The Communicator constructs a LayerZero packet containing dst and payload, referred to as Packet(dst, payload), and sends it, along with t and relayer args, to the Validator

Step 3:

The Validator sends t and dst to Network. This step notifies Network that the block header for the current block on chain A needs to be sent to chain B

Step 4:

Validator forwards Packet(dst, payload), t, and relayer args to the Relayer, notifying the Relayer that the transaction proof for T needs to be prefetched and eventually sent to chain B. This happens concurrently with Step 3.

Step 5:

Network sends dst and the block ID of the current transaction (cur blk id) to the Oracle. This notifies the Oracle to fetch the block header for the current block on chain A and send it to chain B. In the event that multiple LayerZero transactions occurred in the same block, Step 5 is only executed once.

Step 6:

Oracle reads the block header (blk hdr) from chain A.

Step 7:

The Relayer reads the transaction proof associated with transaction T (proof(t)) from chain A, and stores if off-chain. Steps 6 and 7 occur asynchronously to each other.

Step 8:

The Oracle confirms that the block corresponding to blk hdr is stably committed on chain A and then sends blk hdr to Network on chain B. The mechanism for determining when this happens varies per chain, but will typically involve waiting for some number of block confirmations.

Step 9:

Network sends the block hash, specified as blk hdr hash, to the Validator.

Step 10:

The Validator forwards blk hdr hash to the Relayer.

Step 11:

After receiving blk hdr hash, the Relayer sends a list of any Packet(dst, payload), t, proof(t) tuples that match the current block. In the event that multiple users simultaneously send messages between the same endpoints, there may be multiple packets and associated transaction proofs within the same block.

Step 12:

The Validator uses the received transaction proofs in conjunction with the block headers stored by Network to validate whether the associated transaction T is valid and committed. If the block header and transaction proof do not match, then the message is discarded. If they do match, then Packet(dst, payload) is sent to the Communicator.

Step 13:

The Communicator emits Packet(dst, payload) to App B.

TOKENOMICS

Currently, there is no native token for Layer Zero.

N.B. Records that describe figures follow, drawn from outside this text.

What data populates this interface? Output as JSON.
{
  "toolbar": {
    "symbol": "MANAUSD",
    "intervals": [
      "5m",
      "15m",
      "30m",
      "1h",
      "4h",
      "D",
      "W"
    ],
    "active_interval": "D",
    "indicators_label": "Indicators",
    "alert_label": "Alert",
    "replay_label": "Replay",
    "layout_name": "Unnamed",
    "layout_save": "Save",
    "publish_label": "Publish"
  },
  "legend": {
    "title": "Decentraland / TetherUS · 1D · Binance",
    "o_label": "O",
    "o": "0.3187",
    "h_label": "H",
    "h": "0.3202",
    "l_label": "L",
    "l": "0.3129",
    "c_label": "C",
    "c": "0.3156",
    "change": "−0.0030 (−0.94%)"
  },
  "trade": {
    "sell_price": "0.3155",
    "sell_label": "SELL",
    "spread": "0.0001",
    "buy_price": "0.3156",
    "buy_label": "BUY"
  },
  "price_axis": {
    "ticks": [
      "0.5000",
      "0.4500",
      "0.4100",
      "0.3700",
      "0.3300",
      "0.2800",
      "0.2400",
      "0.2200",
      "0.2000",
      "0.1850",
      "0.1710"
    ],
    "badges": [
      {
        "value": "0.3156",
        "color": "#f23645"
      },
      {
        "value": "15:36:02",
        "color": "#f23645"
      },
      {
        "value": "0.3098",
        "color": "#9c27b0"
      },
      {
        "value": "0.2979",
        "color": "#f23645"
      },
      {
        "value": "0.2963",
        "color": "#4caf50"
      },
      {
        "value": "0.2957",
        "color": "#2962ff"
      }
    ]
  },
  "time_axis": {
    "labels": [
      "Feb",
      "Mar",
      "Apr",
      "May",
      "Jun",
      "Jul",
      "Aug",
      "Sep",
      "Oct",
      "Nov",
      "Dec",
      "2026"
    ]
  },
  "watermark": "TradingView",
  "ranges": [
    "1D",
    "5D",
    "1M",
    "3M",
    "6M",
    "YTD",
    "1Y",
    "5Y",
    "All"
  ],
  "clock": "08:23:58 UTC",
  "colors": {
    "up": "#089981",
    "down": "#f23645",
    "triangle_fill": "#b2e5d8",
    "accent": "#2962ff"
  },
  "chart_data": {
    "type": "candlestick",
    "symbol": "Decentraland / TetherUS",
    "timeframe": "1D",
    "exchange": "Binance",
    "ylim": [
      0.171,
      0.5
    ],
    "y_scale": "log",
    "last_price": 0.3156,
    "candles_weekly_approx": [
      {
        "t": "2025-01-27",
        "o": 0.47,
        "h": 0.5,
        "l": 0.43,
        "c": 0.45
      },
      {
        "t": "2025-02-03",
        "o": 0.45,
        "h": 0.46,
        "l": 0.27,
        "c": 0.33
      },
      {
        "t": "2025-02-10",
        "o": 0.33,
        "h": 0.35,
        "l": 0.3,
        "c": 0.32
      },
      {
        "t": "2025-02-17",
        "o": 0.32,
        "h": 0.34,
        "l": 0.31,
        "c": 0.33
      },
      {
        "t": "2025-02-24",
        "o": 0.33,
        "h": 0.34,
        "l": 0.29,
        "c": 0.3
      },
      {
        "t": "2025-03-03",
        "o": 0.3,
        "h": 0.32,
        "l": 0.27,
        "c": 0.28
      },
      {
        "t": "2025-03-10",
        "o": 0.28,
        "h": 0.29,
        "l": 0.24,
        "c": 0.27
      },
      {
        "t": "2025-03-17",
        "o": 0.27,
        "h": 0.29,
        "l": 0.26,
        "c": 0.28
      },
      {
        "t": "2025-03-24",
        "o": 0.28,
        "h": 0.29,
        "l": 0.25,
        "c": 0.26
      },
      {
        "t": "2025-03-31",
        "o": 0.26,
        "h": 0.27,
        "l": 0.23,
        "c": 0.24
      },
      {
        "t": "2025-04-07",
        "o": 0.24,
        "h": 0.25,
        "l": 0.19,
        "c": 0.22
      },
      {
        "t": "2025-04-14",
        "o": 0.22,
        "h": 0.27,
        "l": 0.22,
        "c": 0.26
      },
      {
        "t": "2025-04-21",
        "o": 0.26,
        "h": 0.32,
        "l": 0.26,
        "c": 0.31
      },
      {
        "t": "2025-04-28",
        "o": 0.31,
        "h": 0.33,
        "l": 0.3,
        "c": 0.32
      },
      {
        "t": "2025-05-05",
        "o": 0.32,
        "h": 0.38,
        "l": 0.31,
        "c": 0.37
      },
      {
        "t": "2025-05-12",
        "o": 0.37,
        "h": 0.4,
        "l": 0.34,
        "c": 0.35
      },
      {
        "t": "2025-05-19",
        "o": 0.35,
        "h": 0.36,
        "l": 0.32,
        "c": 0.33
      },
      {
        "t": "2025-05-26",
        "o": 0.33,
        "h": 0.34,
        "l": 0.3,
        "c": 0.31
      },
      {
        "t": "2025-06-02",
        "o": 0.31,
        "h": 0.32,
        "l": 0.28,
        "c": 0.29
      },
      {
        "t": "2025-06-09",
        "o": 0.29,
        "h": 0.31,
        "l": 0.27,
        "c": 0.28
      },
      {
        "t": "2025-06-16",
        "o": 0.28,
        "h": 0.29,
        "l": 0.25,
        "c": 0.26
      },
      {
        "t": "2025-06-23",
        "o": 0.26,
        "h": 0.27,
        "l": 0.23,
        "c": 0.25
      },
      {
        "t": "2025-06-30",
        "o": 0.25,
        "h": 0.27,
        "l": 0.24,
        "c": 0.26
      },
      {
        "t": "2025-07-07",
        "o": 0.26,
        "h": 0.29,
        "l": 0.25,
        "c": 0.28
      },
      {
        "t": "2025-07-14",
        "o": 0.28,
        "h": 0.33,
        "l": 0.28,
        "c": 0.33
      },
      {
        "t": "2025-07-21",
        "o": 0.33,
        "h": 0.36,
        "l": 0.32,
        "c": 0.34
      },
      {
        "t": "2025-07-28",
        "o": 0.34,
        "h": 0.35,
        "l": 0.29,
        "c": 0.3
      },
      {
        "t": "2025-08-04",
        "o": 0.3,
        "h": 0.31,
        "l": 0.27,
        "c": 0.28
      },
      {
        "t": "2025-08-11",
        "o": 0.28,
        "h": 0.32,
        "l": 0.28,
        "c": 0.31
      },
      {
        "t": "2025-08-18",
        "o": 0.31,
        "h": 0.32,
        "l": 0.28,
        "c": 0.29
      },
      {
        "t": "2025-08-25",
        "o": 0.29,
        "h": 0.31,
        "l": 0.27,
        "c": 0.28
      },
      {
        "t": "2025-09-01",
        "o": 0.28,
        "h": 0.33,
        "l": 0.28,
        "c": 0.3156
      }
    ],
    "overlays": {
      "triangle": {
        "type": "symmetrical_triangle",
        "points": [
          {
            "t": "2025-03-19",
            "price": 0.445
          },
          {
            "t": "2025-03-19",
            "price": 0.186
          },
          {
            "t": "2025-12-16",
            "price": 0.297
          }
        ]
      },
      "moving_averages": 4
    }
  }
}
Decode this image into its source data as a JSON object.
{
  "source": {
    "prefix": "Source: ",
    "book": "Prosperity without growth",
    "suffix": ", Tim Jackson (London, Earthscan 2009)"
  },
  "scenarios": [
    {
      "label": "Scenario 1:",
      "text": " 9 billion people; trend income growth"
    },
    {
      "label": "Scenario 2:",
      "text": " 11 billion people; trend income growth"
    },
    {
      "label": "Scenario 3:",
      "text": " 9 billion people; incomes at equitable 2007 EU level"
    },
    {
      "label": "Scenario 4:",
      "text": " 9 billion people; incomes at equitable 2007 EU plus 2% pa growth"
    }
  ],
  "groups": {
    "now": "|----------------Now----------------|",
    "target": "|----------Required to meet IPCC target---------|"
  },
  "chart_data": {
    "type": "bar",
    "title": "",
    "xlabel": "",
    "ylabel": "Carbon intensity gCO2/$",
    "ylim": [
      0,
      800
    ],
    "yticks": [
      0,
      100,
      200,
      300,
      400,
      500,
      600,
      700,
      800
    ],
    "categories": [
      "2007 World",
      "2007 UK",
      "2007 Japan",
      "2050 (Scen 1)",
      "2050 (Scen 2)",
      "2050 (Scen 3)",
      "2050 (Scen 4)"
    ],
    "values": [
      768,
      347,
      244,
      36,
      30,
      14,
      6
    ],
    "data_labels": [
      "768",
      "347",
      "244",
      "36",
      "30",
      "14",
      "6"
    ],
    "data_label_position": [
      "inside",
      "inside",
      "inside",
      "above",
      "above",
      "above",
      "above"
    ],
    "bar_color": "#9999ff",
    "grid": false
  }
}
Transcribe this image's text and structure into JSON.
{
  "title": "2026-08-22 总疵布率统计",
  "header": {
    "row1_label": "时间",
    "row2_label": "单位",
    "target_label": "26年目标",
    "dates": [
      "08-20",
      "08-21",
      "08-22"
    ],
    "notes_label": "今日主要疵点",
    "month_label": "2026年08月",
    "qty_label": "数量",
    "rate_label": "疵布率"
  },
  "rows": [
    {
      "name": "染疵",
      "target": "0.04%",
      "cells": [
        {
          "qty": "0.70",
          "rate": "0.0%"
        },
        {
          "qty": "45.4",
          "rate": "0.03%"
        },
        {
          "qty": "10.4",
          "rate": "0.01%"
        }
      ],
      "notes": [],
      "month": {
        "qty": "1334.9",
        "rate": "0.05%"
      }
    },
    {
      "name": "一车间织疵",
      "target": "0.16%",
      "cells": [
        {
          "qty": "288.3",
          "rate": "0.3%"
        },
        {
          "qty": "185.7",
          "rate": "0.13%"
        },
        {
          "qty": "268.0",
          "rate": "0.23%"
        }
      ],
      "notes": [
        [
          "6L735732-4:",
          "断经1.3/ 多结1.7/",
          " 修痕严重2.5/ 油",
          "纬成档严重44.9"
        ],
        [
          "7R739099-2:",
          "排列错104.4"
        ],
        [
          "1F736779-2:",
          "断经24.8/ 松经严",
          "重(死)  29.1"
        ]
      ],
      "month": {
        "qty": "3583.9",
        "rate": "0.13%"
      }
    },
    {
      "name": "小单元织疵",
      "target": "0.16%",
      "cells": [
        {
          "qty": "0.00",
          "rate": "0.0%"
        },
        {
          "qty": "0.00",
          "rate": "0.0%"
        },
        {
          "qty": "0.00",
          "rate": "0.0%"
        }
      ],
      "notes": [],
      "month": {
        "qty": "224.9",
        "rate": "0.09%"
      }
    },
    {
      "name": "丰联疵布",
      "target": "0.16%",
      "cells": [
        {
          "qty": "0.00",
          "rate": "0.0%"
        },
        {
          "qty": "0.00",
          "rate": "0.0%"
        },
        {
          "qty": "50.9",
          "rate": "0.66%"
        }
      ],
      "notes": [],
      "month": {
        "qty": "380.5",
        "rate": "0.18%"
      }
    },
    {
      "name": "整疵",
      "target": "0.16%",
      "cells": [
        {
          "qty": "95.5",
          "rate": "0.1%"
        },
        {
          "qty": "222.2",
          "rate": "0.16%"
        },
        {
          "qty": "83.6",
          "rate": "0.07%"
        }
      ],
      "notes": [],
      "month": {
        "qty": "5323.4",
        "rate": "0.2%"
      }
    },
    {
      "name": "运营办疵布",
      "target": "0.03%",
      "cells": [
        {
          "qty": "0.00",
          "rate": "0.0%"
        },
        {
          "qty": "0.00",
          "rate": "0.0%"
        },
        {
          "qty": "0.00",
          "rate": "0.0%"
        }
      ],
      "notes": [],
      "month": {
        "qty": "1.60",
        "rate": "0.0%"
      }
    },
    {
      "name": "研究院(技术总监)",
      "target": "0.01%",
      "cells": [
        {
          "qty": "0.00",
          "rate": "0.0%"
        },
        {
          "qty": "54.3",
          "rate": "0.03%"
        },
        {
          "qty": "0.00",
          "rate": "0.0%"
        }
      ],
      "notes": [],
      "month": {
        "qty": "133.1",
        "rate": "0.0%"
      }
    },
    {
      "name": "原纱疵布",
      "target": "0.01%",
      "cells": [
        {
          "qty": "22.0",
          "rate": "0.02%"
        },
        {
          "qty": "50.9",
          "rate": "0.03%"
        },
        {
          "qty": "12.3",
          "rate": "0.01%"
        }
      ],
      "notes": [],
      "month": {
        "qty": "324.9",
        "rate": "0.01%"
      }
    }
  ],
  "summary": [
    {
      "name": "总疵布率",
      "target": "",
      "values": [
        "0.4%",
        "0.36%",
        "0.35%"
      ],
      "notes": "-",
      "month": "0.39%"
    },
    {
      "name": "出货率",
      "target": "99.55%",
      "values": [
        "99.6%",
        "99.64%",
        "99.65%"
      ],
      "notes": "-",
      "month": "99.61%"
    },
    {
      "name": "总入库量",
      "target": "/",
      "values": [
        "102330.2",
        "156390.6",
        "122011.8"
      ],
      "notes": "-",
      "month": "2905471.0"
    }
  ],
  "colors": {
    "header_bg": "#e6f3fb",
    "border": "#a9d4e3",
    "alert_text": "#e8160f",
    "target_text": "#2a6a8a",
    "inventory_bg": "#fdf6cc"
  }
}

In every LayerZero transaction, the sender is expected to pay (fees):

Oracles for moving the block data.

Relayers for delivering the messages with proof.

LayerZero for developing the messaging protocol. UA can choose to pay in the native token at the source chain (e.g. ETH for Ethereum) or pay in LayerZero token (ZRO)

The fee variabilities are also handled on the app level as each transaction will require different levels of security.

INVESTORS

LayerZero lads Series A round boasts some of the biggest and most impressive names in Crypto in many different areas.

See this tweet here for a full breakdown - https://twitter.com/PrimordialAA/status/1509209102903300112?s=20&t=7k3W4vPrew5pxpdox0oqjQ

TEAM

LayerZero is co-founded by Bryan Pellegrino, CTO Ryan Zarick and Caleb Banister.